Author: Lewis Gavin
Apache Kudu in 5 Minutes
Apache Kudu is a data storage technology that allows fast analytics on fast data. Cloudera kickstarted the project yet it is fully open source. Kudu provides fast insert and update capabilities and fast searching to allow for faster analytics. It sits between HBase and Impala with Parquet, attempting to remove the trade offs between quick scans and rapid random access.
Picture by Cloudera
What makes Kudu stand out is funnily enough, its familiarity. Like traditional relational database models, Kudu requires primary keys on tables. Tables have columns and primitive data types and support updates. If you are migrating a relational database to a Hadoop cluster, maintaining updates/deletes can be a challenge. This is due to “database” tools sitting directly on top of HDFS. Due to HDFS being a write once architecture, updating rows can be difficult as you essentially have to replicate this functionality by re-writing the underlying data.
So, how does it work?
It does not use HDFS. It can however coexist with HDFS on the same cluster. There are multiple reasons for this design decision that you can find on the Kudu FAQ page.

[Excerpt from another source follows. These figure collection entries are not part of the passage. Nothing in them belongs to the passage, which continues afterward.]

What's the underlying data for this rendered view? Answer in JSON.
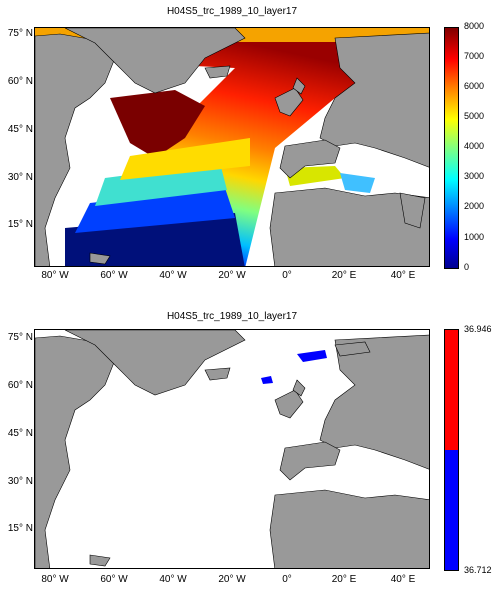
{
  "panels": [
    {
      "title": "H04S5_trc_1989_10_layer17",
      "colorbar_ticks": [
        "8000",
        "7000",
        "6000",
        "5000",
        "4000",
        "3000",
        "2000",
        "1000",
        "0"
      ],
      "colorbar_type": "jet",
      "colorbar_range": [
        0,
        8000
      ]
    },
    {
      "title": "H04S5_trc_1989_10_layer17",
      "colorbar_ticks": [
        "36.946",
        "36.712"
      ],
      "colorbar_type": "two-tone",
      "colorbar_colors": [
        "#ff0000",
        "#0000ff"
      ],
      "colorbar_range": [
        36.712,
        36.946
      ]
    }
  ],
  "lat_labels": [
    "75° N",
    "60° N",
    "45° N",
    "30° N",
    "15° N"
  ],
  "lon_labels": [
    "80° W",
    "60° W",
    "40° W",
    "20° W",
    "0°",
    "20° E",
    "40° E"
  ],
  "colors": {
    "land": "#999999",
    "ocean_nodata": "#ffffff",
    "low_value": "#0000ff",
    "high_value": "#ff0000"
  }
}
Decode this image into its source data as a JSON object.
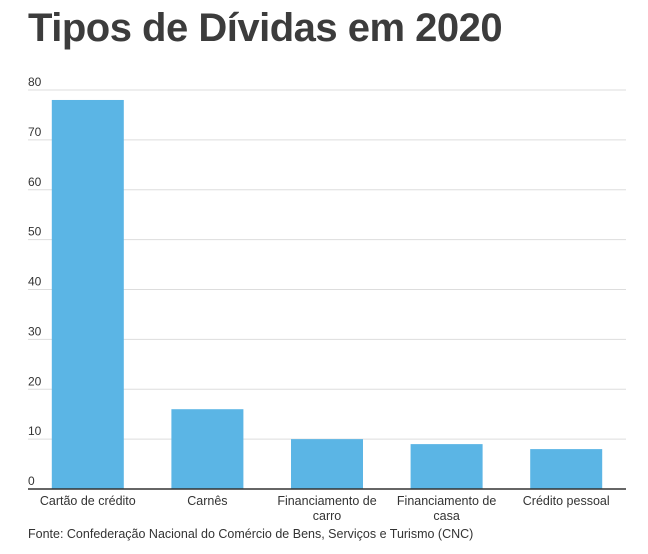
{
  "page": {
    "title": "Tipos de Dívidas em 2020",
    "source": "Fonte: Confederação Nacional do Comércio de Bens, Serviços e Turismo (CNC)"
  },
  "chart_data": {
    "type": "bar",
    "title": "Tipos de Dívidas em 2020",
    "xlabel": "",
    "ylabel": "",
    "categories": [
      [
        "Cartão de crédito"
      ],
      [
        "Carnês"
      ],
      [
        "Financiamento de",
        "carro"
      ],
      [
        "Financiamento de",
        "casa"
      ],
      [
        "Crédito pessoal"
      ]
    ],
    "values": [
      78,
      16,
      10,
      9,
      8
    ],
    "ylim": [
      0,
      80
    ],
    "yticks": [
      0,
      10,
      20,
      30,
      40,
      50,
      60,
      70,
      80
    ],
    "grid": true,
    "legend": "none",
    "colors": {
      "bar": "#5bb5e5",
      "grid": "#dddddd",
      "axis": "#333333",
      "text": "#333333"
    }
  }
}
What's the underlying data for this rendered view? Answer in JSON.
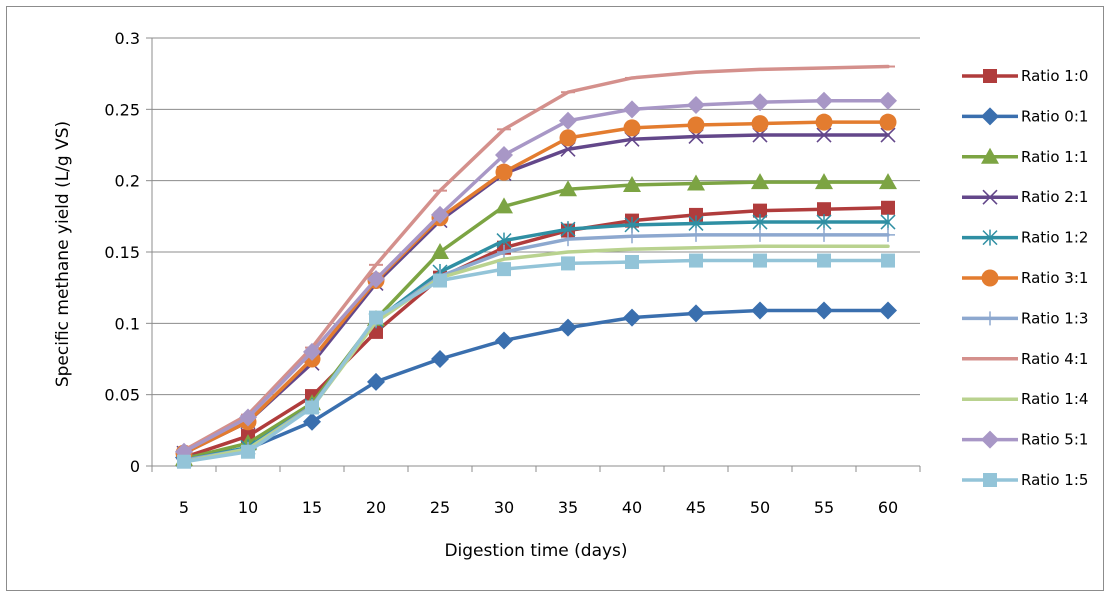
{
  "chart_data": {
    "type": "line",
    "xlabel": "Digestion time (days)",
    "ylabel": "Specific methane yield (L/g VS)",
    "x": [
      5,
      10,
      15,
      20,
      25,
      30,
      35,
      40,
      45,
      50,
      55,
      60
    ],
    "ylim": [
      0,
      0.3
    ],
    "yticks": [
      "0",
      "0.05",
      "0.1",
      "0.15",
      "0.2",
      "0.25",
      "0.3"
    ],
    "grid": "horizontal",
    "legend_position": "right",
    "series": [
      {
        "name": "Ratio 1:0",
        "color": "#b03c3c",
        "marker": "square",
        "values": [
          0.006,
          0.021,
          0.049,
          0.094,
          0.132,
          0.153,
          0.165,
          0.172,
          0.176,
          0.179,
          0.18,
          0.181
        ]
      },
      {
        "name": "Ratio 0:1",
        "color": "#3a6fae",
        "marker": "diamond",
        "values": [
          0.006,
          0.012,
          0.031,
          0.059,
          0.075,
          0.088,
          0.097,
          0.104,
          0.107,
          0.109,
          0.109,
          0.109
        ]
      },
      {
        "name": "Ratio 1:1",
        "color": "#7ca443",
        "marker": "triangle",
        "values": [
          0.005,
          0.016,
          0.044,
          0.103,
          0.15,
          0.182,
          0.194,
          0.197,
          0.198,
          0.199,
          0.199,
          0.199
        ]
      },
      {
        "name": "Ratio 2:1",
        "color": "#63478a",
        "marker": "x",
        "values": [
          0.009,
          0.031,
          0.072,
          0.128,
          0.172,
          0.205,
          0.222,
          0.229,
          0.231,
          0.232,
          0.232,
          0.232
        ]
      },
      {
        "name": "Ratio 1:2",
        "color": "#2f8fa3",
        "marker": "star",
        "values": [
          0.004,
          0.013,
          0.042,
          0.102,
          0.136,
          0.158,
          0.166,
          0.169,
          0.17,
          0.171,
          0.171,
          0.171
        ]
      },
      {
        "name": "Ratio 3:1",
        "color": "#e37c2f",
        "marker": "circle",
        "values": [
          0.009,
          0.031,
          0.075,
          0.13,
          0.174,
          0.206,
          0.23,
          0.237,
          0.239,
          0.24,
          0.241,
          0.241
        ]
      },
      {
        "name": "Ratio 1:3",
        "color": "#8da8cf",
        "marker": "plus",
        "values": [
          0.004,
          0.012,
          0.042,
          0.102,
          0.133,
          0.15,
          0.159,
          0.161,
          0.162,
          0.162,
          0.162,
          0.162
        ]
      },
      {
        "name": "Ratio 4:1",
        "color": "#d4908c",
        "marker": "dash",
        "values": [
          0.011,
          0.036,
          0.083,
          0.141,
          0.193,
          0.236,
          0.262,
          0.272,
          0.276,
          0.278,
          0.279,
          0.28
        ]
      },
      {
        "name": "Ratio 1:4",
        "color": "#b9d28f",
        "marker": "none",
        "values": [
          0.003,
          0.012,
          0.041,
          0.101,
          0.132,
          0.145,
          0.15,
          0.152,
          0.153,
          0.154,
          0.154,
          0.154
        ]
      },
      {
        "name": "Ratio 5:1",
        "color": "#a897c6",
        "marker": "diamond",
        "values": [
          0.01,
          0.034,
          0.08,
          0.131,
          0.176,
          0.218,
          0.242,
          0.25,
          0.253,
          0.255,
          0.256,
          0.256
        ]
      },
      {
        "name": "Ratio 1:5",
        "color": "#93c4d8",
        "marker": "square",
        "values": [
          0.003,
          0.01,
          0.041,
          0.104,
          0.13,
          0.138,
          0.142,
          0.143,
          0.144,
          0.144,
          0.144,
          0.144
        ]
      }
    ]
  }
}
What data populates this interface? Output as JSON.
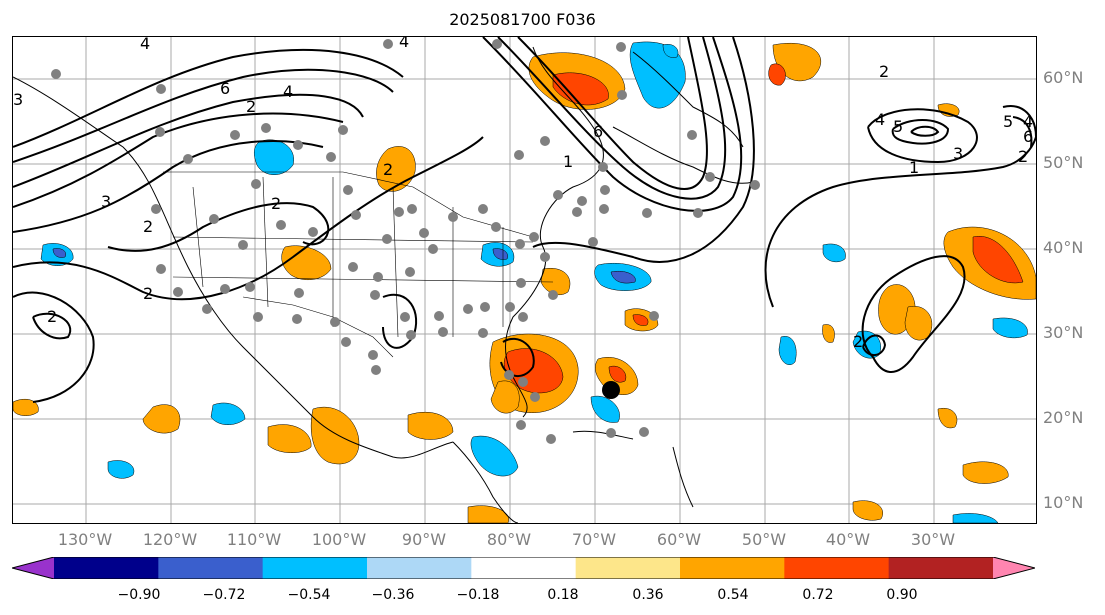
{
  "title": "2025081700 F036",
  "lat_labels": [
    "60°N",
    "50°N",
    "40°N",
    "30°N",
    "20°N",
    "10°N"
  ],
  "lon_labels": [
    "130°W",
    "120°W",
    "110°W",
    "100°W",
    "90°W",
    "80°W",
    "70°W",
    "60°W",
    "50°W",
    "40°W",
    "30°W"
  ],
  "colorbar": {
    "ticks": [
      "−0.90",
      "−0.72",
      "−0.54",
      "−0.36",
      "−0.18",
      "0.18",
      "0.36",
      "0.54",
      "0.72",
      "0.90"
    ],
    "colors": [
      "#9932cc",
      "#00008b",
      "#3a5fcd",
      "#00bfff",
      "#add8f6",
      "#ffffff",
      "#fde68a",
      "#ffa500",
      "#ff4500",
      "#b22222",
      "#ff85b0"
    ]
  },
  "contour_labels": [
    "4",
    "6",
    "2",
    "4",
    "2",
    "3",
    "2",
    "3",
    "2",
    "4",
    "6",
    "1",
    "2",
    "5",
    "4",
    "3",
    "1",
    "2",
    "4",
    "5",
    "6",
    "2",
    "2",
    "2"
  ],
  "storm_marker": {
    "lat": 23.5,
    "lon": -70.5
  }
}
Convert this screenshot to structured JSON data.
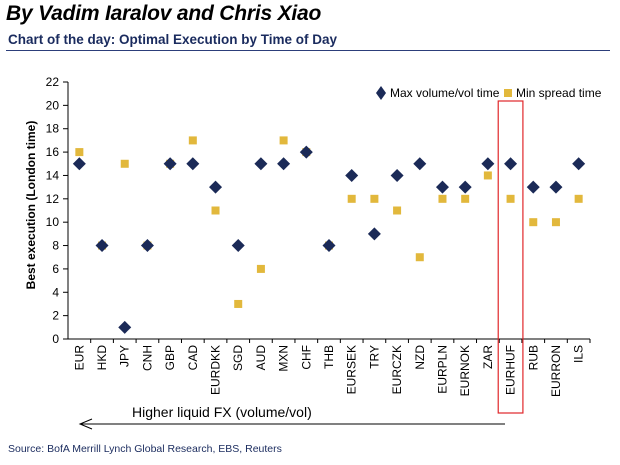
{
  "header": {
    "byline": "By Vadim Iaralov and Chris Xiao",
    "subtitle": "Chart of the day: Optimal Execution by Time of Day"
  },
  "footer": {
    "source": "Source: BofA Merrill Lynch Global Research, EBS, Reuters"
  },
  "colors": {
    "max_series": "#1b2a57",
    "min_series": "#e2b83c",
    "highlight": "#e0262a",
    "axis": "#000000"
  },
  "chart_data": {
    "type": "scatter",
    "title": "Chart of the day: Optimal Execution by Time of Day",
    "xlabel": "",
    "ylabel": "Best execution (London time)",
    "ylim": [
      0,
      22
    ],
    "yticks": [
      0,
      2,
      4,
      6,
      8,
      10,
      12,
      14,
      16,
      18,
      20,
      22
    ],
    "grid": false,
    "legend_position": "top-right",
    "categories": [
      "EUR",
      "HKD",
      "JPY",
      "CNH",
      "GBP",
      "CAD",
      "EURDKK",
      "SGD",
      "AUD",
      "MXN",
      "CHF",
      "THB",
      "EURSEK",
      "TRY",
      "EURCZK",
      "NZD",
      "EURPLN",
      "EURNOK",
      "ZAR",
      "EURHUF",
      "RUB",
      "EURRON",
      "ILS"
    ],
    "series": [
      {
        "name": "Max volume/vol time",
        "marker": "diamond",
        "values": [
          15,
          8,
          1,
          8,
          15,
          15,
          13,
          8,
          15,
          15,
          16,
          8,
          14,
          9,
          14,
          15,
          13,
          13,
          15,
          15,
          13,
          13,
          15
        ]
      },
      {
        "name": "Min spread time",
        "marker": "square",
        "values": [
          16,
          8,
          15,
          8,
          15,
          17,
          11,
          3,
          6,
          17,
          16,
          8,
          12,
          12,
          11,
          7,
          12,
          12,
          14,
          12,
          10,
          10,
          12
        ]
      }
    ],
    "highlighted_category": "EURHUF",
    "annotation": "Higher liquid FX (volume/vol)"
  }
}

Every table must have a primary key that must be unique. This acts as an index to allow quick access for updates and deletes. Tables are composed of Tablets, which are like partitions. Tablets are replicated across multiple nodes for resiliance. Data is stored in a columnar fashion. This means that columnar aggregations are quicker due to all data in each column being stored sequentially. This also means data can be vectorized and compressed easier because all data per column is of the same type.
Picture from kudu.apache.org
Although Kudu sits outside of HDFS, it is still a “good citizen” on a Hadoop cluster. It can share data disks with HDFS nodes and has a light memory footprint. It also allows you to transparently join Kudu tables with data stored elsewhere within Hadoop including HBase tables.
How do I use it?
Tables are self describing meaning that SQL engines such as Impala work very easily with Kudu tables. Spark can also be used to analyze data and there are Java and C++ API’s availble too. The simplest way to give Kudu a try is to use the Quickstart VM. This shows you how to create a Kudu table using Impala and port data from an existing Impala table, into a Kudu table. Using the Impala_Kudu application - that can be installed alongside the default Impala install - you can perform standard Impala queries but also issue update commands.
If you are considering migrating a data warehouse into Hadoop and don’t want the hastle of redesigning your schemas to suite the NoSQL movement, Kudu may be the tool for you. However don’t be too hasty as it is still in beta but looks a promising prospect for the future.
Kudu is designed for speed in both bulk and random access read/write scenarios. It’s compatibly with standard SQL engines makes it easy to adopt along with its compatibility with the rest of the Hadoop ecosystem.
Remember Kudu isn’t supposed to replace HDFS or HBase - both have their unique use cases. As always, it’s important to choose the right tool for the right job. I hope this 5 minute overview has sparked your interest to at least try Kudu out like I did.